Wiped-Out Fund Investors Seek to Recoup Losses From Broker

(Bloomberg) -- Twelve investors of wiped-out investment firm OptionSellers.com are seeking to recoup more than $7 million in losses from INTL FCStone Inc., the brokerage that handled their accounts.

ChapmanAlbin LLC, a Cleveland-based law firm, said it filed for arbitration with the Financial Industry Regulatory Authority on behalf of the Michigan-based investors, who lost all the funds in their accounts and now also owe money to FCStone.

The brokerage "failed to know its customers, failed to know the advisor trading its customer accounts" and didn’t have have procedures in place to protect and prevent losses in the accounts, according to Jason T. Albin, a lawyer at ChapmanAlbin.

Vanessa Mays, director of marketing at FCStone, declined to comment on the arbitration. OptionSellers also declined to comment. A spokesman for Finra said the agency doesn’t comment on pending claims.

Disastrous trading in the natural gas market prompted FCStone to liquidate about 300 client accounts managed by OptionSellers.com after their balances fell below minimum margin requirements.
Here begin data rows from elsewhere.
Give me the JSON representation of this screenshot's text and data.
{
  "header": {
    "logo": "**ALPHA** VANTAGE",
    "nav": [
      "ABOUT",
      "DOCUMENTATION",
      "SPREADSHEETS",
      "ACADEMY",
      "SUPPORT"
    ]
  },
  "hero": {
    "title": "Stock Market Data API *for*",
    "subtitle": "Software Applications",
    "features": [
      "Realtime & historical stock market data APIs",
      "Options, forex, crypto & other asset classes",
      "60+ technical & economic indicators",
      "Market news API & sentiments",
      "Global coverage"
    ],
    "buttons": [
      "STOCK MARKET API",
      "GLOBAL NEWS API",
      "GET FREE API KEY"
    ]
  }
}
The brokerage said last week in a filing that customer agreements oblige account holders to reimburse it for any deficits, which stand at $35.3 million.

OptionSeller’s implosion garnered international attention after founder James Cordier posted a confessional video on YouTube in which he said extreme volatility in the natural gas market had “likely cost me my hedge fund.” Cordier has written articles on options for publications such as Futures Magazine and co-authored The Complete Guide to Option Selling.

Naked Options

"Investors have been calling daily since OptionSellers blew up their accounts," Albin said in an emailed statement. "The losses have left many devastated and terrified of the consequences of not meeting FCStone’s margin calls."

Tampa-based OptionSellers specialized in writing naked commodity options for high net-worth individuals. Options are said to be naked when they’re unhedged, and when a market moves violently against a naked short options position, it raises the prospect of almost unlimited risk.

OptionSellers’s "overconcentration" of naked natural gas calls -- options that give the holder the right to buy futures -- and crude oil puts -- options conferring the right to sell futures -- meant investors "lost big" when markets moved in opposite directions on Nov. 14, according to ChapmanAlbin.

"OptionSellers was on the wrong side of both trades which caused investors to lose every penny in their FCStone accounts and more," Albin said.

‘Unlimited Risk’

Gas futures jumped as much as 20 percent in New York trading on Nov. 14. Oil futures fluctuated that day and plunged 8.6 percent at one point on Nov. 13.

While OptionSellers’s trading strategy normally included some risk protection, in the lead-up to Nov. 14, hedging strategies were "almost completely abandoned, subjecting FCStone customer accounts to unlimited downside risk including margin blowout," the law firm said.

This isn’t the first gas-related controversy FCStone has been involved in. In 2013, the Commodity Futures Trading Commission fined the company $1.5 million for what it called a failure “to prevent an unchecked customer from taking grossly excessive risks” in a case where FCStone ended up with losses of $127 million, according to a CFTC notice in May of that year.

FCStone has sent forbearance agreements to investors who still owe money, according to Albin. If signed, the accords would release the broker from any future claims or actions from investors, while FCStone would agree to forego interest on the money owed plus other fees associated with the collection of the funds. FCStone declined to comment on the agreement.